Besides the king-sized bed and dining table, our tent had a double bed and a single bunk. Curtained “bedrooms” are at either side of a tiny bathroom with a shower. A kitchen included work surface, sink, small refrigerator, cooking utensils, china dishes and real glassware. Details like the French press coffeemaker, salad spinner and real wine glasses betrayed the Huttopia’s French beginnings. (So did the petanque court near the terrace, where guests can gather in the evening for music or a magic show for the kids.)
We had the Trappeur tent, the largest and fanciest. Canadienne tents were the same, but without the indoor bathroom (shared bath houses have fully equipped individual bathrooms). Bonaventure tents were smaller, with a king-sized bed, electricity, a refrigerator and Colman stove. For those who have tents and the energy to put them up, there’s a section of traditional campsites with tables and fire rings.
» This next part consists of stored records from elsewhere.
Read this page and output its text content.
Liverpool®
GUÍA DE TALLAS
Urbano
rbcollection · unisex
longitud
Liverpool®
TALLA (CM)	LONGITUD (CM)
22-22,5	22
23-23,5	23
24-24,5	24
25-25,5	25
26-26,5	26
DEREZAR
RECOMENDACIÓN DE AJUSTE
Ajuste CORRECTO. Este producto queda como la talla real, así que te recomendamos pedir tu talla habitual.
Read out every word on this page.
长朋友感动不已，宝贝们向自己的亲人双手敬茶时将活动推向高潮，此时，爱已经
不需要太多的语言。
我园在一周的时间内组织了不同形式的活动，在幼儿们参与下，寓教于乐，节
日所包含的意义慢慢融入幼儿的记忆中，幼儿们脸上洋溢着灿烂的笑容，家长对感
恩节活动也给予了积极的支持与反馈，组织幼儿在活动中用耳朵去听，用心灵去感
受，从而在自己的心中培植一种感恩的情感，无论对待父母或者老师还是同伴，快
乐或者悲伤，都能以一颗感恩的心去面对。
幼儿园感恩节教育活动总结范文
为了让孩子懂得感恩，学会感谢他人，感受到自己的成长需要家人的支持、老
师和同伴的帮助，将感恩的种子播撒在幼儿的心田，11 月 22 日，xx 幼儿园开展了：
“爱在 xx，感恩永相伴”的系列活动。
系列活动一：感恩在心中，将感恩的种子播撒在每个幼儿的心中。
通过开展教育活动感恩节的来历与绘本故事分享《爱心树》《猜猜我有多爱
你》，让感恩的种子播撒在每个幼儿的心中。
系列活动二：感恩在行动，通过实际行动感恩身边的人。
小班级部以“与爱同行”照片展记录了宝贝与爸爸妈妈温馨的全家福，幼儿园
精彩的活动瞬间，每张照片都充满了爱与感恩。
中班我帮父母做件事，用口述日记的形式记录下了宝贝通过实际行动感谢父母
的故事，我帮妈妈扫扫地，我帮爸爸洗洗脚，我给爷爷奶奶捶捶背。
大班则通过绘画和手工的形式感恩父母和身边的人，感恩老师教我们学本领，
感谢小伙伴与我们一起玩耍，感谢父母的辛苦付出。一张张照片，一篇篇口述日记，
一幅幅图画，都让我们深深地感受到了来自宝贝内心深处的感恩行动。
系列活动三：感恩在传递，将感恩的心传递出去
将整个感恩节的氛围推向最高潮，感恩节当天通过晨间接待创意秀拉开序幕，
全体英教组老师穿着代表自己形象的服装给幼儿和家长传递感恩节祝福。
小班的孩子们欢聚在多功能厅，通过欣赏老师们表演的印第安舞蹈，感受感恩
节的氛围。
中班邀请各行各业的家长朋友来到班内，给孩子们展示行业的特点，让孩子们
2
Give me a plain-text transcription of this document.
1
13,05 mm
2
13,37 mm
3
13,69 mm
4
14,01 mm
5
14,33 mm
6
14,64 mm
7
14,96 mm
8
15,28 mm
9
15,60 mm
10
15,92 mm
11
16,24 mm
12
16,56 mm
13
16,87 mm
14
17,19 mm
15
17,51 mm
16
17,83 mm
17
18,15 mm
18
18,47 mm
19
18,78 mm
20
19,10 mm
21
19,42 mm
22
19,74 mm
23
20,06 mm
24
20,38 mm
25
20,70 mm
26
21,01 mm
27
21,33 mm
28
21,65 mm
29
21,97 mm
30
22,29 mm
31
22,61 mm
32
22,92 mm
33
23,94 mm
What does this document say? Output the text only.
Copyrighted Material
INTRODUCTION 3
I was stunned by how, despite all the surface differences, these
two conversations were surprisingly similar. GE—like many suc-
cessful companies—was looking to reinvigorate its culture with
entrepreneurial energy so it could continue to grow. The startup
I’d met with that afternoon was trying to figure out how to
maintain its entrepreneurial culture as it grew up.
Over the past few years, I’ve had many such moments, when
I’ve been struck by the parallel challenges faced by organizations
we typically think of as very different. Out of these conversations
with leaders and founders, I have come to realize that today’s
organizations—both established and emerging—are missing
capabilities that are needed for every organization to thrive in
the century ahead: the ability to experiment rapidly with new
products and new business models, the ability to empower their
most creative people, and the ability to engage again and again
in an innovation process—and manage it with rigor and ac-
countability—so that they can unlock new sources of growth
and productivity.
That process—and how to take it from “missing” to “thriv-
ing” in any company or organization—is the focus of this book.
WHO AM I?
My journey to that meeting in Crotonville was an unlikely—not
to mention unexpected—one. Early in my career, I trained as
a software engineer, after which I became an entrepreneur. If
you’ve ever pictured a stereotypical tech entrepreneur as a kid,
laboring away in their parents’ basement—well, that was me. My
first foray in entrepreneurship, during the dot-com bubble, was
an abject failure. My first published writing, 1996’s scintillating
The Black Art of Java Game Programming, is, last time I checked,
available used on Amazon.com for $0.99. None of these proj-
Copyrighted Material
Huttopia’s manager Justine Pancin told us they intend this as a place for all kinds of camping — except RVs, which are not allowed.
Huttopia is New Hampshire’s first glamping resort, but they exist in various forms elsewhere, at all levels of “glamp” from pre-pitched tents with air mattresses already inflated and waiting for your sleeping bags to the luxury safari-style tent we stayed in. In Kennebunkport, Maine, Sandy Pines Campground has several luxury tents, and near Acadia National Park there’s an Airbnb luxury tent on an organic farm.
There are glamping sites near popular parks and monuments in the west. At Treebones Resort in California, Mongolian-style yurts stand on a Big Sur bluff, and opposite El Capitan State Beach in Santa Barbara, El Capitan Canyon has both tents and rustic cabins. Huttopia has another campground in Sutton, Quebec, in Canada.
Not all places that advertise as glamping offer tents; in fact many are cabins or cottages, and some are luxuriously outfitted RVs. Tree houses, tiny houses and other offbeat accommodations are often listed as glamping, too. Be sure to check carefully to see what’s included, as that also varies greatly.